MARSHALL - Some candidates might have better name recognition. Some might have more money and more resources. But Marty Seifert, a farm kid who has been out of the political spotlight for three years, is hardly disconcerted by the field of Republicans eyeing the gubernatorial nomination.
"I think it's a full field, but I don't think there's a candidate I am intimidated by whatsoever," Seifert said. "It's competition, and as a Republican I believe in competition. I'm not afraid of it. We all have to earn our keep and earn people's votes."
Seifert on Thursday officially joined the race, bringing the total number of candidates looking to oust Democratic Gov. Mark Dayton to six. The others are state Rep. Kurt Zellers, Hibbing teacher Rob Farnsworth, Orono businessman Scott Honour, Hennepin County Commissioner Jeff Johnson and Sen. Dave Thompson.

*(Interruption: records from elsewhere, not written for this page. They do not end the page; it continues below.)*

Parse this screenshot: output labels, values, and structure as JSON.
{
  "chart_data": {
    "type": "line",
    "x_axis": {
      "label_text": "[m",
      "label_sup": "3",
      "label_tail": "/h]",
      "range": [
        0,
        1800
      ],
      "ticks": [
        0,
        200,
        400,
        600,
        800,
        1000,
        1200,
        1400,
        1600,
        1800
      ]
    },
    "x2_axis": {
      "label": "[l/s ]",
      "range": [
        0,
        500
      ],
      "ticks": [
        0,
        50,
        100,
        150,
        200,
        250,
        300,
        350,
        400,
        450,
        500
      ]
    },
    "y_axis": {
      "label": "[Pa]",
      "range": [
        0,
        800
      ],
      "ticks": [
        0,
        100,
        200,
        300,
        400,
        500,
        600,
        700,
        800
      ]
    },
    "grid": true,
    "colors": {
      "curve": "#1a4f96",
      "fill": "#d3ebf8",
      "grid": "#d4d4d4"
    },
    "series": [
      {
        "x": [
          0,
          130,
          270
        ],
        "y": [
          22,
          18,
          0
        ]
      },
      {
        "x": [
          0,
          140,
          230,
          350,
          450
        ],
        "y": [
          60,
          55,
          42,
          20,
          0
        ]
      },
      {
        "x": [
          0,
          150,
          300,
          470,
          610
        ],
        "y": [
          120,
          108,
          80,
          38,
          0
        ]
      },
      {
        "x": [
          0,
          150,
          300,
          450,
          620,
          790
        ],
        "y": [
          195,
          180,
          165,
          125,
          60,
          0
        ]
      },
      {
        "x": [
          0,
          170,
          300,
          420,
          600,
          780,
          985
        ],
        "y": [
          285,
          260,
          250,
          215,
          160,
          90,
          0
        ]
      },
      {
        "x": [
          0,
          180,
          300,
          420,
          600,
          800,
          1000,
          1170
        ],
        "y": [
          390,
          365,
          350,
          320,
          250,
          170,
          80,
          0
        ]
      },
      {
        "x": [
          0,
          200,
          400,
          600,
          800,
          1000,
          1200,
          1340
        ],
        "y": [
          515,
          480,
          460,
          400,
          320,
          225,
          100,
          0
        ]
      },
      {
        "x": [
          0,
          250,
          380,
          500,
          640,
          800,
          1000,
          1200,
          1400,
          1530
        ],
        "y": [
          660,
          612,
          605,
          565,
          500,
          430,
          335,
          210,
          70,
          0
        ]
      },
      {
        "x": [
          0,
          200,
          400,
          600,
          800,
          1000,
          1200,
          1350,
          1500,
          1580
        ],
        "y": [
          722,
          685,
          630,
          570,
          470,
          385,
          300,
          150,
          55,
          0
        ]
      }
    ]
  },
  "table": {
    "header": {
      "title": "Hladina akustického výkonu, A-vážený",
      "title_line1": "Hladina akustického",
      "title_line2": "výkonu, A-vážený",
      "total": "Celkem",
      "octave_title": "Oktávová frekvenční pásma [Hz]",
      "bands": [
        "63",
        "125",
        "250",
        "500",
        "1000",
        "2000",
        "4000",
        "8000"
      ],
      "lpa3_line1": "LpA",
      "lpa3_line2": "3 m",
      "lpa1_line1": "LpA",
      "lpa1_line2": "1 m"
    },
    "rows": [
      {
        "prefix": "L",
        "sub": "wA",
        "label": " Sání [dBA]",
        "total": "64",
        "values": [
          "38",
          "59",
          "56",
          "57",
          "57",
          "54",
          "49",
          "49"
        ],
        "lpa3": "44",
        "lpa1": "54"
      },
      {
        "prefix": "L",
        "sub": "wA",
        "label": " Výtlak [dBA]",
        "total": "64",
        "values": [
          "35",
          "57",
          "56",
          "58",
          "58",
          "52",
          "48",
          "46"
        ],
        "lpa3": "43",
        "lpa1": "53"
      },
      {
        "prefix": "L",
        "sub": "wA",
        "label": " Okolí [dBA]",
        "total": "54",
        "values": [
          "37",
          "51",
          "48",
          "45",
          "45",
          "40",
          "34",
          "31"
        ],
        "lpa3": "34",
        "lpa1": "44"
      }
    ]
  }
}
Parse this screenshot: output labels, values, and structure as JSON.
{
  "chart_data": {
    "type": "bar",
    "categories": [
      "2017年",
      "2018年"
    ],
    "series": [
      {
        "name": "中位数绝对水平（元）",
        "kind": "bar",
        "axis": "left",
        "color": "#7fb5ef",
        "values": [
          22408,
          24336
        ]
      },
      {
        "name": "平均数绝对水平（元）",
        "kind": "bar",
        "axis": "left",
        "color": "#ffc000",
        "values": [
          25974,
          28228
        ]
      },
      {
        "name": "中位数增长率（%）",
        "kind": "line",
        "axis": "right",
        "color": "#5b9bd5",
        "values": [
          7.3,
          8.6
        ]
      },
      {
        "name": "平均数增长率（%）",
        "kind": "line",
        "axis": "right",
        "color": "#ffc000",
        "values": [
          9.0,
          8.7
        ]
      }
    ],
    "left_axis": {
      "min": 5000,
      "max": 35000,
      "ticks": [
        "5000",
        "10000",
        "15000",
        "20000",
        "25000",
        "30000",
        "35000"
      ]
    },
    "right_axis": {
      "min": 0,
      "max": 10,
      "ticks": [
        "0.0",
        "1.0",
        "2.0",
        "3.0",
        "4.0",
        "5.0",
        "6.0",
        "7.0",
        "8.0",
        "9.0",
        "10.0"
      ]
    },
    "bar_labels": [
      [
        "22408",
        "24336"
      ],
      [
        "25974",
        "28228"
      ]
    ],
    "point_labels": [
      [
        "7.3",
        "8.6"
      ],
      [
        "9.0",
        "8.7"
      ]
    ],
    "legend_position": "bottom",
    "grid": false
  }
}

"I would say it's an average number for a group of people seeking a nomination," said Seifert. "When (Tim) Pawlenty was governor, the Democrats had a big field and had a three-way primary with Margaret Anderson Kelliher, Matt Entenza and Dayton."
Seifert, who grew up on a small, family farm near Clements, has a little history on his side when it comes to rural legislators finding some success in the gubernatorial race. Kelliher, a fellow small-town politician (she was raised on a dairy farm in Blue Earth County), won the party's endorsement that year when Minneapolis Mayor R.T. Rybak dropped out after six convention ballots. She then lost a close primary election to Dayton.
Seifert is keeping an open mind in terms of running in a primary if he doesn't receive the endorsement. He is aware he doesn't have the finances some of the other candidates do but knows there's more to running a successful campaign than spending lots of money.
"Entenza spent well over a million dollars in the (2010) primary and got 13 percent of the votes," Seifert said. "It's really about getting out there. Dayton drove to all 87 counties of Minnesota; of course, he had good name recognition, but I think I do, too."
Seifert said he will run a "very, very aggressive campaign" and that a race with this kind of competition will benefit whoever survives the primary.
"I think competition is good," he said. "You'll have a better-quality candidate because we'll all be sharpening our skills and will be polished. (With this many candidates) you'll have to work very hard to earn the support of the people. If you're just doing a layup and nobody's in competition with you, sometimes candidates can get a little bit lackadaisical."
Seifert hasn't committed to ending his campaign if someone else is endorsed.